The words penetrated, but made no sense for a moment. Or maybe I just didn’t want to understand. But then I did. And I immediately regretted it. My gaze first glanced toward the motionless Kendall, then snapped over to look at the first window. I stared that way for a moment, then at the rest of the windows before blurting, “Wait, you mean… you mean this is all real? Those images, they’re depicting literally real events, not just… not… the people in those windows, that little girl, they’re all… they’re all real. All of that really happened, and now they’re bound to this single room with nothing but stained glass windows showing the horror of their last days?”
There was a brief pause before the ghost gave a single nod, his blazing eyes not leaving mine. “That,” he confirmed, “is correct.”
Now I really was going to be sick. I was supposed to call up those ghosts, I was supposed to learn how to manipulate and order them around. How was I… what was I… How…

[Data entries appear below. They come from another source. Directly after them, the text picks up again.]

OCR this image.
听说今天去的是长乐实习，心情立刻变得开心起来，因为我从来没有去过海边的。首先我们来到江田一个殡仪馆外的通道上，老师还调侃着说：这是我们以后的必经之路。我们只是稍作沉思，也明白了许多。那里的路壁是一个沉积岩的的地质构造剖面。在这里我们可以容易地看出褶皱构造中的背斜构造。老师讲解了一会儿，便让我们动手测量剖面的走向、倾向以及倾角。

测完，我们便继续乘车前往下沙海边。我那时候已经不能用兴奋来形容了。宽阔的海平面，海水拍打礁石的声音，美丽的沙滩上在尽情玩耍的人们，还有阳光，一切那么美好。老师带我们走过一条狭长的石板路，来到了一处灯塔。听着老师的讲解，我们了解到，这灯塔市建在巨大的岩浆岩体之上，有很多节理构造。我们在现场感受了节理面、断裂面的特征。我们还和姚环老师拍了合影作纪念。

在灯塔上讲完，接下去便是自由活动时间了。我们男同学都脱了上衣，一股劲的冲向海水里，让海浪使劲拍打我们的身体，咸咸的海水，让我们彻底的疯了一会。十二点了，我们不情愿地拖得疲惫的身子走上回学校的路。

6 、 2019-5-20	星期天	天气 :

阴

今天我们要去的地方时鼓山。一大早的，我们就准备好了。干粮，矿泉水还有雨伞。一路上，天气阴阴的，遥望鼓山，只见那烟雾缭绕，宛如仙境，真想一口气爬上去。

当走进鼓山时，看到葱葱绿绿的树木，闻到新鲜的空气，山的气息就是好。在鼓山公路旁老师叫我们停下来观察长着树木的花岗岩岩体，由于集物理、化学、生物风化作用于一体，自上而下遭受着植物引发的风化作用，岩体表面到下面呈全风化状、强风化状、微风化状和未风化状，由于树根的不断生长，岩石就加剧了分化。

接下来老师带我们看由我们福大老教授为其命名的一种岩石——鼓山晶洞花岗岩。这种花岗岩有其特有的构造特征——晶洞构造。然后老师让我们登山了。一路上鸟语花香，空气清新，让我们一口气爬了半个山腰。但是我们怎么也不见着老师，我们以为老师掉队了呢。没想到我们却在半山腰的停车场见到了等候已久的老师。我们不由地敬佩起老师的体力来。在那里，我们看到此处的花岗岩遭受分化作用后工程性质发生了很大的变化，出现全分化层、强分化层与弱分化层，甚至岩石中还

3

My hands had found their way to my face. I shuddered a little despite myself. I couldn’t refuse. As much as I desperately wanted to, I couldn’t tell Ahmose to tell Fossor to go fuck himself. There was too much at stake. If he was pissed off, there were too many ways that bastard could hurt me (mostly by hurting Mom, or by killing innocent people). He was, for the moment, in total control, and he knew it. It was why he hadn’t even bothered being here for this part. He could just send his ghost minion with me, check in through him once in awhile, and make sure I did everything I was supposed to.
I had no more choice than any of Fossor’s ghosts, really. Not in whether I followed a direct order or not. And this was clearly a direct order. I was going to learn to control ghosts, and I was going to do it with these… these poor victims.
“Fine,” I managed in a voice that cracked just a little despite myself. It was all I could do to force those words out. “Let’s get to it then.”
Meanwhile, inwardly all I could think was that Fossor had better enjoy the advantage he had at that moment, because eventually, my plan was going to be ready.
And I couldn’t wait to see the look on that son of a bitch’s face when he finally found out how I was going to fuck him over.